By RIA ROEBUCK JOSEPH

THE CENTER SQUARE CONTRIBUTOR

(The Center Square) – The Final Report of the The California Task Force to Study and Develop Reparation Proposals for African Americans was released yesterday. It is the result of Assembly Bill 3121 which called for the formation of the group to study the impact slavery had on California’s African Americans and make recommendations for reparations. It took the Task Force two years to research and compile the history, methods and strategies outlined in the report.

The full report explains the methods and formulas developed to calculate monetary payments to eligible African Americans who are descendants of a chattel enslaved person, or descendants of a free Black person living in the United States prior to the end of the 19th Century.

“This final report decisively establishes that now is the time for California to acknowledge the state’s role in perpetuating these harms, and ensure that through a comprehensive approach to reparations, we commit ourselves to the healing and restoration of our African American residents,” Attorney General Rob Bonta said.

Highlights of the report include:

– For Health Harms: $13,619. per claimant. “This would be the estimated value of health harm to each year of life an African American individual has spent in California, to which an eligible descendant would be entitled.”

– For Mass Incarceration and Over Policing of African Americans: $2,352 per claimant for each year of residency in California during the period 1971-2020 . “African American residents in California who were incarcerated for the possession or distribution of substances now legal, such as cannabis, should additionally be able to seek particular compensation for their period of incarceration.”

– For Housing Discrimination: $121,295. which is approximately the gap in California, in 2020, between African American and white homeownership. This figure represents” the cumulative effect of all sources of discrimination, individual level (home owners, real estate agents), corporate (banks and local zoning boards) as well as state and federal level (redlining)”

– For Redlining: $3,378 for each year between 1933 and 1977 spent as a resident of the State of California.

Other areas of discrimination, the Task Force noted, were not as easily quantifiable; some were given a formula for calculation, and some needed further study.

The report asserted that the War on Drugs caused “not only a massively disproportionate incarceration of African Americans, but also unemployment and housing displacement in many economically depressed African American communities,” and that the State of California was complicit in “its unwillingness to address occupational discrimination, as documented by its ban on affirmative action in public education and employment.”

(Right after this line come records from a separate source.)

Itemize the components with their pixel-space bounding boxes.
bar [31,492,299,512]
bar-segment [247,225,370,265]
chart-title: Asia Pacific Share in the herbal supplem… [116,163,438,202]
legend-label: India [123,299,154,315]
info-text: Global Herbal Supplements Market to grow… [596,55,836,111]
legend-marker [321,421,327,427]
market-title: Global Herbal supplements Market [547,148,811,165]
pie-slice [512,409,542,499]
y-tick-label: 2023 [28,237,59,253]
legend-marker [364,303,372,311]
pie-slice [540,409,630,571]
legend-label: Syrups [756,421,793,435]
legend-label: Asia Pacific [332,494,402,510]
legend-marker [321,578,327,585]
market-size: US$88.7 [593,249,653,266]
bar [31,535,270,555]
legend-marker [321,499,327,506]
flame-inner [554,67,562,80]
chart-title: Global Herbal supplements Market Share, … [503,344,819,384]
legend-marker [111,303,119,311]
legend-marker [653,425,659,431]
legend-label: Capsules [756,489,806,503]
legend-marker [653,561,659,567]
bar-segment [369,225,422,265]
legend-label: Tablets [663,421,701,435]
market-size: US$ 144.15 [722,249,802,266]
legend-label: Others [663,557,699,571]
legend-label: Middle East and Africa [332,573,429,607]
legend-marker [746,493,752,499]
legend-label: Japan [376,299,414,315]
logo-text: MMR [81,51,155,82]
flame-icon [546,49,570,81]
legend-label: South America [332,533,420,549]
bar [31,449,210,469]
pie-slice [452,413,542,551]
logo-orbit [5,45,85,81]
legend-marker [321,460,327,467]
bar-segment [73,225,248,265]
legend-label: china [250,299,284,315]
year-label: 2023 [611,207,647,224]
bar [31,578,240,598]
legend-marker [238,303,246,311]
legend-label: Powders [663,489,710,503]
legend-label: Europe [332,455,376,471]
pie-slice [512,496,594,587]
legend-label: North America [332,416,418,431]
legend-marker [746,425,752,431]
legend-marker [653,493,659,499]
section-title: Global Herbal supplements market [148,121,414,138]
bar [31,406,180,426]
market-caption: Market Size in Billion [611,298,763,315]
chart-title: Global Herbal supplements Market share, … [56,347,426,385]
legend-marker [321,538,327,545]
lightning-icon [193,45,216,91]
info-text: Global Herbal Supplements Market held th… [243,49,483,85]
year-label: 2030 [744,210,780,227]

Yesterday’s Supreme Court’s decision on affirmative action, no doubt, impacts the legality of this particular claim. 

Four specific recommendations for reparations were outlined by the report: (1) the appointment of an agency to process claims, (2) verification of residency for cumulative reparations compensation, (3) compensation for all five calculable areas of harm for all members of the eligible class and (4) that any reparations program include the payment of cash or its equivalent to members of the eligible class, and that the Legislature make a “down payment” with an immediate disbursement of a meaningful amount of funds to each member of the eligible class. 

The harms specified in the report, and the period of time such harms were perpetrated included: 

– Health Harms from 1850-present 

– Housing Discrimination from 1933-1977 or 1850-present 

– Mass Incarceration & Over-policing from 1971-present 

– Unjust Property Takings from 1850-present

– Devaluation of African American Businesses: 1850-present 

“For California to be a leader in the movement for true reparatory justice for African Americans, we must start with accountability. Our nation has for too long overlooked the atrocities visited upon African Americans or consigned them to vestiges of the past,” Mr. Bonta stated.